Proces, który ostatecznie zadecyduje, czy T-Mobile i Sprint mogą się połączyć, rozpoczął się w poniedziałek w sądzie federalnym na Manhattanie i jasne jest, że sędzia przewodniczący nie jest zainteresowany długotrwałym romansem. Sędzia okręgowy USA Victor Marrero poprosił obie strony o pominięcie wystąpień wstępnych i natychmiastowe rozpoczęcie przesłuchiwania świadków oraz skrócenie list świadków.
Marrero, który przewodniczył także głośnym sprawom, w tym dotyczącym legalności ustawy Patriot Act i zeznań podatkowych Trumpa, powiedział, że nie chce, aby go „bito po głowie” zeznaniami, według dziennik Wall Street.
Polecane filmy
Nie widział też wartości w oświadczeniach wstępnych. „Jaką wartość widzisz w oświadczeniach początkowych w tych okolicznościach?” – zapytał prawnika T-Mobile. Posunięcia wskazują, że sędziemu zależy na szybkim rozwiązaniu sprawy. Oczekuje się, że przedstawienie argumentów zajmie około trzech tygodni.
Powiązany
- Wyścig prędkości 5G dobiegł końca, a T-Mobile zwyciężył
- Sieć 5G T-Mobile wciąż nie ma sobie równych, ale czy prędkości się utrzymują?
- Oto kolejny ważny powód, dla którego T-Mobile 5G dominuje w AT&T i Verizon
W sumie 14 prokuratorów generalnych stanowych, w tym prokurator generalny Waszyngtonu, pozywa blokowanie fuzji, argumentując, że jest ona antykonkurencyjna. Połączenie uzyskało już zgodę obu firm Departament Sprawiedliwości I Federalna Komisja Łączności.

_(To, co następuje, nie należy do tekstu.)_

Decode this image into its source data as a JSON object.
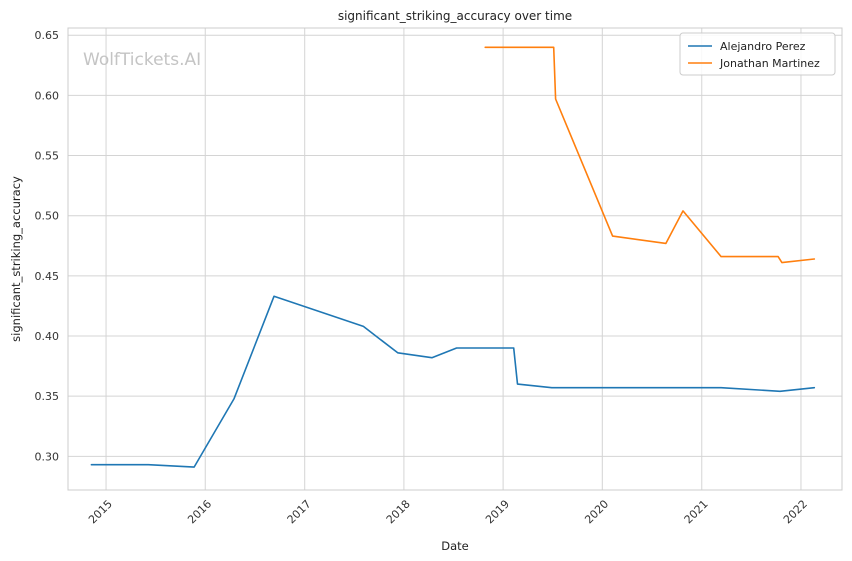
{
  "chart_data": {
    "type": "line",
    "title": "significant_striking_accuracy over time",
    "xlabel": "Date",
    "ylabel": "significant_striking_accuracy",
    "watermark": "WolfTickets.AI",
    "xlim": [
      "2014-08-14",
      "2022-06-01"
    ],
    "ylim": [
      0.272,
      0.656
    ],
    "x_ticks": [
      {
        "date": "2015-01-01",
        "label": "2015"
      },
      {
        "date": "2016-01-01",
        "label": "2016"
      },
      {
        "date": "2017-01-01",
        "label": "2017"
      },
      {
        "date": "2018-01-01",
        "label": "2018"
      },
      {
        "date": "2019-01-01",
        "label": "2019"
      },
      {
        "date": "2020-01-01",
        "label": "2020"
      },
      {
        "date": "2021-01-01",
        "label": "2021"
      },
      {
        "date": "2022-01-01",
        "label": "2022"
      }
    ],
    "y_ticks": [
      {
        "value": 0.3,
        "label": "0.30"
      },
      {
        "value": 0.35,
        "label": "0.35"
      },
      {
        "value": 0.4,
        "label": "0.40"
      },
      {
        "value": 0.45,
        "label": "0.45"
      },
      {
        "value": 0.5,
        "label": "0.50"
      },
      {
        "value": 0.55,
        "label": "0.55"
      },
      {
        "value": 0.6,
        "label": "0.60"
      },
      {
        "value": 0.65,
        "label": "0.65"
      }
    ],
    "grid": true,
    "legend_position": "top-right",
    "series": [
      {
        "name": "Alejandro Perez",
        "color": "#1f77b4",
        "points": [
          {
            "x": "2014-11-08",
            "y": 0.293
          },
          {
            "x": "2015-06-06",
            "y": 0.293
          },
          {
            "x": "2015-11-21",
            "y": 0.291
          },
          {
            "x": "2016-04-16",
            "y": 0.348
          },
          {
            "x": "2016-09-10",
            "y": 0.433
          },
          {
            "x": "2017-08-05",
            "y": 0.408
          },
          {
            "x": "2017-12-09",
            "y": 0.386
          },
          {
            "x": "2018-04-14",
            "y": 0.382
          },
          {
            "x": "2018-07-14",
            "y": 0.39
          },
          {
            "x": "2019-02-09",
            "y": 0.39
          },
          {
            "x": "2019-02-23",
            "y": 0.36
          },
          {
            "x": "2019-06-29",
            "y": 0.357
          },
          {
            "x": "2021-03-13",
            "y": 0.357
          },
          {
            "x": "2021-10-16",
            "y": 0.354
          },
          {
            "x": "2022-02-19",
            "y": 0.357
          }
        ]
      },
      {
        "name": "Jonathan Martinez",
        "color": "#ff7f0e",
        "points": [
          {
            "x": "2018-10-27",
            "y": 0.64
          },
          {
            "x": "2019-07-06",
            "y": 0.64
          },
          {
            "x": "2019-07-13",
            "y": 0.597
          },
          {
            "x": "2020-02-08",
            "y": 0.483
          },
          {
            "x": "2020-08-22",
            "y": 0.477
          },
          {
            "x": "2020-10-24",
            "y": 0.504
          },
          {
            "x": "2021-03-13",
            "y": 0.466
          },
          {
            "x": "2021-10-09",
            "y": 0.466
          },
          {
            "x": "2021-10-23",
            "y": 0.461
          },
          {
            "x": "2022-02-19",
            "y": 0.464
          }
        ]
      }
    ]
  }
}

Prośby Marrero zostały wysłuchane, a dyrektor ds. marketingu Sprint Roger Solé i BAngela Rittgers, dyrektor ds. rozwiązań mobilnych oost Mobile, jest jednym z pierwszych świadków wezwanych przez prawników stanowych. Solé omówił wysiłki firmy mające na celu przyciągnięcie konsumentów do usługi, ale wspomniał także o tym, że firmie nie udało się utrzymać tych klientów ze względu na niską jakość sieci. Rittgers wyjaśnił przed sądem, w jaki sposób firmy przedpłacone są skierowane do konsumentów bardziej dbających o budżet.
Stany przedstawiły dowody na to, że w 2016 roku promocja Sprint była na poziomie konkurencji, a marka MetroPCS należąca do T-Mobile natychmiast obniżyła ceny.
Przesłali także wiadomości WhatsApp z 2017 roku pomiędzy Solé i dyrektorem generalnym Marcelo Claure, w których twierdzili, że umowa z T-Mobile zwiększy przychody abonenta Sprint o 5 dolarów na klienta. Obydwa działania mają na celu osłabienie argumentu przewoźników, że transakcja nie zaszkodzi konkurencji i nie spowoduje wyższych cen.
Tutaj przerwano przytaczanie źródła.